When I was choosing my books for storytime last week at the library (due to some staffing changes, I am now doing the occasional storytime! Slightly petrifying but satisfying when it goes well and toddlers and caregivers leave happy!) I found a classic on the shelves: The Little Fingers and Ten Little Toes by Mem Fox and Helen Oxenbury.

The refrain of the book, told in rhyme, is

And both of these babies, as everyone knows,
had ten little fingers/and ten little toes.”

Upon re-reading this time, I was struck with the conundrum of… what in the world would I do if a child with a hand or foot animality came into this storytime? What rules do you follow when dealing with truly exceptional uncommon differences?

I do not have the hand anomalities sometimes associated with Moebius syndrome (although I do have rather crooked index fingers!), and clubfoot and residual issues from that, but I kind of thought about this the way I think about the colloquial use of smiling in our lexicon. If I got truly offended anytime something – a song, an advertisement, a common phrase – mentions smiling, I would truly spend my life offended.

And honestly, there aren’t statistically that many of us who cannot smile (or have “unique” smiles) that it makes sense that it doesn’t figure into the scope of thought. While it’s great to point it out, and helps awareness and understanding, I have also learned to take a deep breath and look holistically at these things. But children usually don’t have that perspective. I know I spent a few years very offended when people mentioned smiling, no matter how innocuous. The last thing you want to do is offend someone from a simple book.

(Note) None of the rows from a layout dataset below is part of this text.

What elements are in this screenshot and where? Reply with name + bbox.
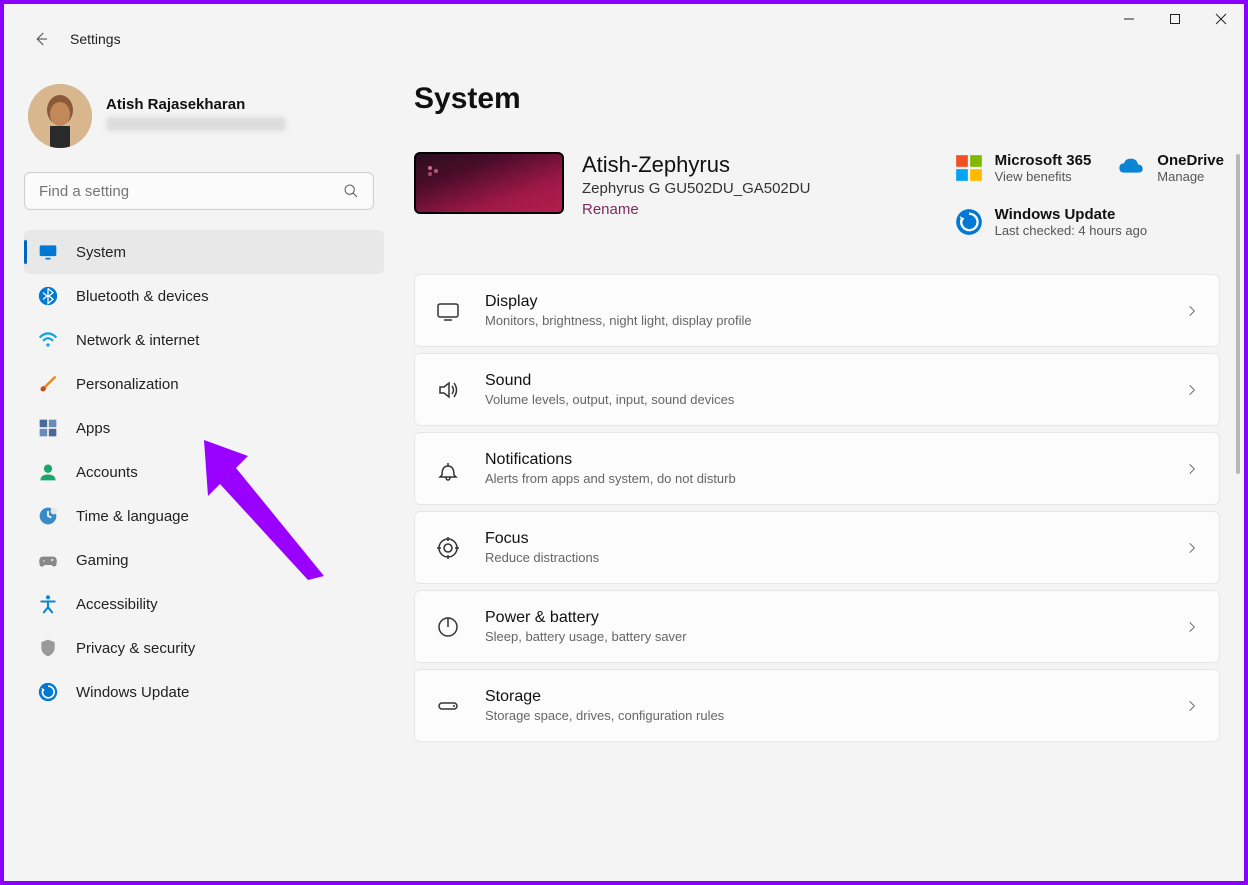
display-icon <box>435 298 461 324</box>
time-icon <box>38 506 58 526</box>
close-button[interactable] <box>1198 4 1244 34</box>
card-title: Storage <box>485 688 1161 706</box>
profile-email-redacted <box>106 117 286 131</box>
card-title: Display <box>485 293 1161 311</box>
search-input[interactable] <box>39 183 343 200</box>
privacy-icon <box>38 638 58 658</box>
chevron-right-icon <box>1185 541 1199 555</box>
sidebar-item-label: Accounts <box>76 464 138 481</box>
card-title: Focus <box>485 530 1161 548</box>
account-icon <box>38 462 58 482</box>
sound-icon <box>435 377 461 403</box>
card-subtitle: Monitors, brightness, night light, displ… <box>485 313 1161 328</box>
card-title: Power & battery <box>485 609 1161 627</box>
sidebar-item-gaming[interactable]: Gaming <box>24 538 384 582</box>
sidebar-item-account[interactable]: Accounts <box>24 450 384 494</box>
avatar <box>28 84 92 148</box>
sidebar-item-label: Apps <box>76 420 110 437</box>
onedrive-title: OneDrive <box>1157 152 1224 169</box>
sidebar-item-privacy[interactable]: Privacy & security <box>24 626 384 670</box>
accessibility-icon <box>38 594 58 614</box>
windows-update-icon <box>955 208 983 236</box>
sidebar-item-label: Accessibility <box>76 596 158 613</box>
notifications-icon <box>435 456 461 482</box>
gaming-icon <box>38 550 58 570</box>
card-title: Notifications <box>485 451 1161 469</box>
card-title: Sound <box>485 372 1161 390</box>
system-icon <box>38 242 58 262</box>
settings-card-sound[interactable]: Sound Volume levels, output, input, soun… <box>414 353 1220 426</box>
wifi-icon <box>38 330 58 350</box>
page-title: System <box>414 82 1224 116</box>
device-name: Atish-Zephyrus <box>582 152 810 178</box>
search-icon <box>343 183 359 199</box>
chevron-right-icon <box>1185 462 1199 476</box>
profile-block[interactable]: Atish Rajasekharan <box>24 84 384 148</box>
device-thumbnail[interactable] <box>414 152 564 214</box>
update-title: Windows Update <box>995 206 1148 223</box>
update-sub: Last checked: 4 hours ago <box>995 223 1148 238</box>
sidebar-item-apps[interactable]: Apps <box>24 406 384 450</box>
settings-card-focus[interactable]: Focus Reduce distractions <box>414 511 1220 584</box>
app-title: Settings <box>70 31 121 47</box>
apps-icon <box>38 418 58 438</box>
maximize-button[interactable] <box>1152 4 1198 34</box>
scrollbar[interactable] <box>1236 154 1240 474</box>
sidebar-item-update[interactable]: Windows Update <box>24 670 384 714</box>
m365-sub: View benefits <box>995 169 1092 184</box>
microsoft365-icon <box>955 154 983 182</box>
sidebar-item-wifi[interactable]: Network & internet <box>24 318 384 362</box>
status-update[interactable]: Windows Update Last checked: 4 hours ago <box>955 206 1224 238</box>
sidebar-item-bluetooth[interactable]: Bluetooth & devices <box>24 274 384 318</box>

So this takes us back to the seemingly innocuous children’s rhyme… What in the world do you do? “And both of these babies, as everyone knows, had ten little fingers/and ten little toes… except for the ones with hand and foot anomalities, who may not!?” I didn’t say that this time, but it made me pine for some great very basic books about children with disabilities. It’s tricky to find disability literature for children that isn’t too saccharine or implausible – the Schneider Family Book Awards are wonderful, but they tend to award picture books for older readers (as well as middle grades and young adult) I have a ton of resources for middle grades and even late elementary, but a storytime appropriate book about those babies who may not have ten little fingers and ten little toes would be magnificent.

Young children are so receptive to differences and are sponges… I would love to harness this openness for awareness of differences both big and small. So that is my resolve in a few weeks when I next do storytime, to search for good books about differences that will teach that even though babies might not all have ten little fingers and ten little toes, they are all equally loved and special.